But if it's not ignored, then every crime is two crimes: the original crime, then the crime of trying to get away with the first crime.
Now you understand Nixon's pain.
But if it's not ignored, then every crime is two crimes: the original crime, then the crime of trying to get away with the first crime.
I fail to see any evidence of the police officer's being smug or badly spoken or barely literate.
Maybe it's not being English that is needed' but being something else.
Maybe. I just think the trial is itself all the public needs to know, without a cop or a lawyer delivering a crappy little sermon on the court steps. They should STFU and get on with the next case IMO. To be fair to them (why?) they are pressed into doing it by the journos who are starved of live footage to feed the viewers/readers. I would still rather they didn't.
You said he was smug, badly spoken and barely literate.
What were those insults based on?
if a criminal wears gloves or wipes his prints or creates a fake alibi, is he not intentionally attempting to deceive the police? By denying involvement, not confessing, pleading innocent, is that not an attempt to deceive the police? Isn't every crime that isn't immediately confessed to then an attempt to pervert the course of justice? .

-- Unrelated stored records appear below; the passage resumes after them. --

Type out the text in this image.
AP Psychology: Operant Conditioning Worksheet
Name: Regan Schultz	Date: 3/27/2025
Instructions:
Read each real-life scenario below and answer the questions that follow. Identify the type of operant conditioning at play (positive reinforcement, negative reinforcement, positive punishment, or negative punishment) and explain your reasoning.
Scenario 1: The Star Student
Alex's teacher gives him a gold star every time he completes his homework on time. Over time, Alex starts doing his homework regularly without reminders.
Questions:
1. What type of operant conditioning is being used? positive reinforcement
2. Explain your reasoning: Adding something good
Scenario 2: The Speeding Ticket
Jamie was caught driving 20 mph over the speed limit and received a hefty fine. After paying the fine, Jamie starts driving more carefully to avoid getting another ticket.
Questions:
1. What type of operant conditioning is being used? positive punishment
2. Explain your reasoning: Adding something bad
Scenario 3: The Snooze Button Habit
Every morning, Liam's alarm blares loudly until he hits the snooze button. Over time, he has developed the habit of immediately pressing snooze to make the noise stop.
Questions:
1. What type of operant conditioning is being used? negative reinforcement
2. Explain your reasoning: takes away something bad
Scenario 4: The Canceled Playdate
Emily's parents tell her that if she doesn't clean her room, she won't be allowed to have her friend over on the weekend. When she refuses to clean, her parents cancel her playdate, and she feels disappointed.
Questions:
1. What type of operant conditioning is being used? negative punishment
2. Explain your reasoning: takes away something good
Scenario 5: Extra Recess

The things you quote do not point the Police in a false direction or implicate another person for the crime. There is a difference between covering your tracks and creating a false set of tracks to mislead police. Were your criminal to plant someone else's fingerprints, trace evidence or DNA at a scene in order to point the Police in a false direction, then he's perverting the course of justice.
Scenario:
Three guys, Tom, Dick and Harry.
► Tom and Dick are friends.
► Tom murders a fourth (unnamed) person.
► Dick decides to help Tom out by planting evidence to mislead police into arresting and charging Harry for the crime.
► Harry is tried, found guilty of first degree murder and executed.
By your logic, Dick has done nothing wrong.
You're right. Now being a thoughtful friend indicates you're going to commit a crime. It's a distinction without a difference.The second quote is about his behaviour towards the school girl, not his wife.
On the contrary, he's interfered with scene of a crime.
If, however, Dick were isntead to post a YouTube video reconstructing the crime with Queen Elizabeth II as the perpetrator, and the cops believed it and pursued Her Majesty for a year with their attack helicopters and man-eating dogs, then in my court I'd throw out any attempt to charge Dick for the police's gullibility.
You are waxing ridiculous of course
What about if Dick were instead to post a YouTube video reconstructing the crime with Harry as the perpetrator?
Still think he's done nothing wrong?
Interesting how multiple counts of molestation can afford a lesser sentence than being in a consensual relationship and having consensual sex, where all the "harm" was caused not by the perpetrator of the crime but rather by the legal authorities themselves.
You're right. Now being a thoughtful friend indicates you're going to commit a crime. It's a distinction without a difference.
C - just sentenced to 5 and a half years
Ah, thanks Darat. I had a feeling I undershot with my four years. Seems about right to me.
Well he's never going to teach again so odds are that conviction also means religation from the middle class.
Probably a defective judge. Wouldn't have happened in my court. I'd have instructed my backup dancers to jeer at the very notion.
Ah, yes, "ownership" of a "tag". I would think the video proved very effectively the one thing that matters--anybody can copy a tag. Which is yet another reason for the prosecution not to bring it up in court. I'd have instructed the jury to consider that possibility, if the defence missed it.
But then, if I were the judge, I'd be wondering the whole time about why they'd be pushing for a "perversion of justice" conviction at all. Surely that's more for criminal conspiracies, cover-ups by wrongdoing authorities, organized crime, and the like. As a judge I'd be suspicious the charge was preferred solely to harrass the defendant because let's face it, vandalism is hardly a serious crime. I'd suspect someone just wanted to pot the accused on something, anything, and was hurling charges at the wall hoping something would stick. And that sort of thing would piss me off, as a judge. So even if the jury did accept a complete pig's breakfast of a case and convict on that charge, I'd sentence him on that count to time already served, and see who comes out of the woodwork to appeal that. I didn't get to be a judge by not paying attention to politics.
C - just sentenced to 5 and a half years
You are aware that the judge in the Stuart Hall case was constrained by the limited penalties that were available at the time of the offences, which have been increased considerably since?